Hereditary hair loss in women is more common than most of us seem to think. At first look, it may not be as visible as it is in men due to its different pattern but it is no less challenging to treat than male pattern baldness. The typical female balding pattern is a diffuse hair loss affecting almost the entire scalp, although the thinning is more pronounced on top of the head rather than on the back and the sides. As a rule of thumb, one can say that we need to lose about 50% of our hair in the thinning area to notice that we are balding. This rule applies to the female pattern baldness too. But since female hair loss is less focused than the male form and thus covers a larger area of the scalp, women may lose a bigger portion of their overall hair before noticing any change.

Female pattern baldness has the same main cause as its male form and that is the biologically active metabolite of the male hormone testosterone called dihydrotestosterone (DHT), which attacks and kills hair follicles. The exact mechanism of its action is not known, though. However, treating female pattern baldness faces two major obstacles. First, women cannot use some of the most effective drugs proven to treat hair loss in males. They may not be prescribed male anti-androgen drugs such as finasteride (Propecia) or dutasteride and they can only use 2% minoxidil solution as a higher concentration might induce undesirable hair growth on other parts of their face and body. Secondly, women usually make poor candidates for hair transplantation as advanced female pattern hair loss may affect most of their scalp, leaving them with insufficient hair density in the donor area.

Doctors are often reluctant to prescribe anti-androgen medications to women suffering from hair loss, especially oral applications. But there are some anti-androgens that can be effectively used to treat female pattern baldness. The most common among them is spironolactone, better known under its trade name, Aldactone. Spironolactone's anti-androgen activity consists in binding to the androgen receptor and preventing its interactions with DHT.

Another potent anti-androgen that is prescribed for female hair loss is cyproterone acetate, better known under its many trade names, such as Diane 35, Diane 50 and Ginette 35. This contraceptive is also used to treat acne. Similar to spironolactone, cyproterone acetate exerts its anti-androgen activity by blocking DHT from binding to androgen receptors and is considered to be a more powerful weapon in fighting female pattern baldness than spironolactone.

An alternative to the oral use of anti-androgen drugs is a topical application of estrogen solutions, which is said to be almost as effective as their systemic administration. The best known product in this category is Crinohermal, which uses estradiol as its main active substance. This female hormone inhibits the production of 5-alpha reductase, the enzyme that converts testosterone to follicle-harming DHT.

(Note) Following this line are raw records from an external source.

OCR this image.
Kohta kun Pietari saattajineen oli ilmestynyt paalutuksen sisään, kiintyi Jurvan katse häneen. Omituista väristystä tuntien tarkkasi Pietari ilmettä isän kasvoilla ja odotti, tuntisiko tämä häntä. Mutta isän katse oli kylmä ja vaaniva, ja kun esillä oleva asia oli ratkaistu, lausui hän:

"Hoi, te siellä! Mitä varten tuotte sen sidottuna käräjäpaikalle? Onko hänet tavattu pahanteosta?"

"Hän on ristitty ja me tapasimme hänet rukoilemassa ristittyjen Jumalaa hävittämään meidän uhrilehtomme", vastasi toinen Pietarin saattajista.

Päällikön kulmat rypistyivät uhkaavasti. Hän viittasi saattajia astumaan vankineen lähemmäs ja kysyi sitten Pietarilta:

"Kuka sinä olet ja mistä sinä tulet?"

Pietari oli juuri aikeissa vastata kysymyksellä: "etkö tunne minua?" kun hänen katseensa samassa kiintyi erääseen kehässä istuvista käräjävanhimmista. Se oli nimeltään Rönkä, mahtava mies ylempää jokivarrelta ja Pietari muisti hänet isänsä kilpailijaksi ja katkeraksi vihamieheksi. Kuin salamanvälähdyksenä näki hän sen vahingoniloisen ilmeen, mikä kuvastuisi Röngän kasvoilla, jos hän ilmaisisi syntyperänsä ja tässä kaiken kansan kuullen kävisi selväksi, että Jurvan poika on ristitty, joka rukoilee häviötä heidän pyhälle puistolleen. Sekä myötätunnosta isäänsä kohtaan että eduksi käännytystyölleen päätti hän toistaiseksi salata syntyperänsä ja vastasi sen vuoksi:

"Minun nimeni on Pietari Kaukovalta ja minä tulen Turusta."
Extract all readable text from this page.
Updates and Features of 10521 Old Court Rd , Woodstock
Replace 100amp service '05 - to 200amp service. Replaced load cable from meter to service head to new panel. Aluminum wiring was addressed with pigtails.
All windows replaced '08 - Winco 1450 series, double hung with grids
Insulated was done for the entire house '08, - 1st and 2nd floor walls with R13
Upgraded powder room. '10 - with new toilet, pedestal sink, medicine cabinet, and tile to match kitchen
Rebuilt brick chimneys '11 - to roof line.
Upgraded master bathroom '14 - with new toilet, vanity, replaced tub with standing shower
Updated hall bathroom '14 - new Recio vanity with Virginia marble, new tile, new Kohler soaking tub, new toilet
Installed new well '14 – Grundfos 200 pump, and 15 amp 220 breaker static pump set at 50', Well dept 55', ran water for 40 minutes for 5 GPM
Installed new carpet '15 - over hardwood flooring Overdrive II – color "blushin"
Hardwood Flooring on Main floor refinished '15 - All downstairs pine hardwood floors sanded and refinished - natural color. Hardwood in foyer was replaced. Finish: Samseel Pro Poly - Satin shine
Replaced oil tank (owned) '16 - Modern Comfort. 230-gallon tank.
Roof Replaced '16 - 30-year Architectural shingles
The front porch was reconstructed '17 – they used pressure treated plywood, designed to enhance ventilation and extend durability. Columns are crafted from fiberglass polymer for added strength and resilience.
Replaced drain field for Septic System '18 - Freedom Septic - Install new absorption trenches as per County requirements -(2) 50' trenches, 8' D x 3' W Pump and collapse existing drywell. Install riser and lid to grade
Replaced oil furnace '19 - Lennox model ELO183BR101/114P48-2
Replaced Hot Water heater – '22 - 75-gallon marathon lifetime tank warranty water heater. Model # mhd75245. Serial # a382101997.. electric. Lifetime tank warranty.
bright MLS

Estrogen levels decline in the skin with age. Once women enter menopause, their levels of estrogen decline and more testosterone is then bio-available to be converted to DHT. A hormone replacement therapy is commonly prescribed at menopause, with estrogens and progesterone pills and creams probably the most common forms of treatment for hereditary baldness for women in menopause.

This list of treatments includes the best proven medicinal remedies for female pattern baldness but it is not exhaustive. There are some other substances that might be helpful, such as aminexil, ketoconazole, fluridil, flutamide, alfatradiol, as well as herbal hair loss cures that are always readily available to help us spend some extra money. However, none of these products has ever been clinically proven to be nearly as effective as the aforementioned medical treatments.